Adultos llamados a la adolescencia

Gonzalo Rojas Sánchez | Sección: Política, Sociedad

El segundo lugar común ampliamente repetido por diversos políticos, comunicadores y dirigentes sociales, es que “los adultos tenemos el derecho de hacer lo que nos dé la gana con nuestras vidas, siempre que no afectemos a los demás”.

¡Qué bien suena y… qué mal pensado está!

 

Veamos

Toda la tarea educativa que se realiza con los niños y adolescentes consiste en ayudarlos a despojarse de sus caprichos, mañas y egoísmos. Hannah Arendt lo dijo magníficamente: la humanidad educa para protegerse de las nuevas generaciones que, dejadas a su suerte, podrían devastarla. O sea, si quieres madurar, combate tu egoísmo.

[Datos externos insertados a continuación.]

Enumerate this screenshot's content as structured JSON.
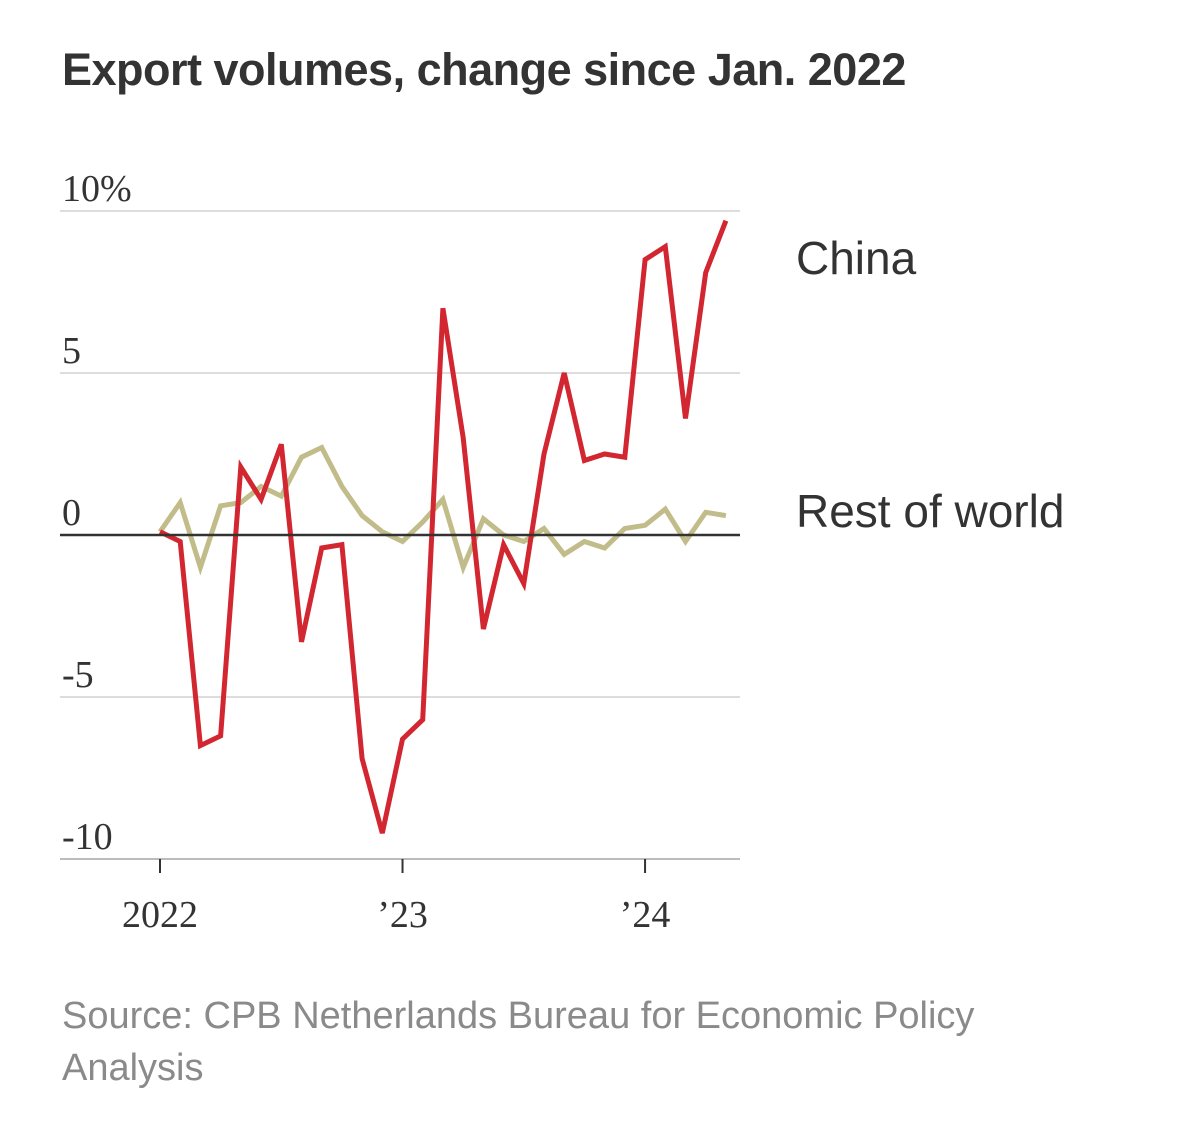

Pero, llegado el momento en que se habría conseguido el objetivo, la etapa de la vida –digamos, entre los 30 y los 60– en que gracias a la educación recibida la persona está logrando combatir razonablemente contra sus malas tendencias, comienza a oír justamente el mensaje contrario: “Da rienda suelta a todo lo infantil y adolescente que aún queda en ti…”.

O sea, el mismo que ahora ya está en etapa de formar a los más jóvenes enseñándoles el autodominio, recibe autorización para dejarse llevar por cualquier tendencia. ¿Cómo podría coexistir esa doble condición sin que, primero, los niños y adolescentes descubran fácilmente la inconsecuencia y, segundo, sin que el mismo adulto quede fracturado por dentro?

Bien, podría contra argumentar alguien: “Pero no se olvide que la condición es que la acciones autorizadas ‘no afecten a los demás’.”

¿Existe algo así, existe algún pensamiento, algún gesto, algún movimiento corporal, que no tenga efecto social inmediato o retardado? No. Después de los 40 años, se dice, toda persona es responsable de su cara.

Justamente la condición de adulto es la de la persona que entiende que todos sus actos tienen consecuencias. Ha acumulado experiencias múltiples al respecto y sabe por dentro que el sentido de su madurez consiste precisamente en comunicarlas, tanto en sus buenas como en sus malas dimensiones. “Mira. Yo te voy a contar lo que me pasó en un caso parecido al tuyo”, le dirá al adolescente. El sentido de plenitud y posterior decadencia que el adulto experimenta, lo lleva –aunque sea por diversos motivos en esas dos situaciones– a la misma conclusión: “Debo responder de mis actos, de todos ellos, aún de los más íntimos”.

La madurez es justamente la capacidad de responder. Animar a los adultos a aislar zonas de su vida en las que supuestamente podrían ser no responsables, es devolverlos a una condición adolescente, a un juego sin fin. Nada extraño en un mundo que presenta la principal característica de la adolescencia: el egoísmo elevado a la categoría de derecho.

Existe la obligación de preguntarse. ¿Quienes promueven esta falacia, son unos adultos bien conscientes de la eficacia manipuladora que tiene la frasecita o son simplemente unos adolescentes más, revestidos de una aparente madurez, pero en realidad portadores de una fatua existencia?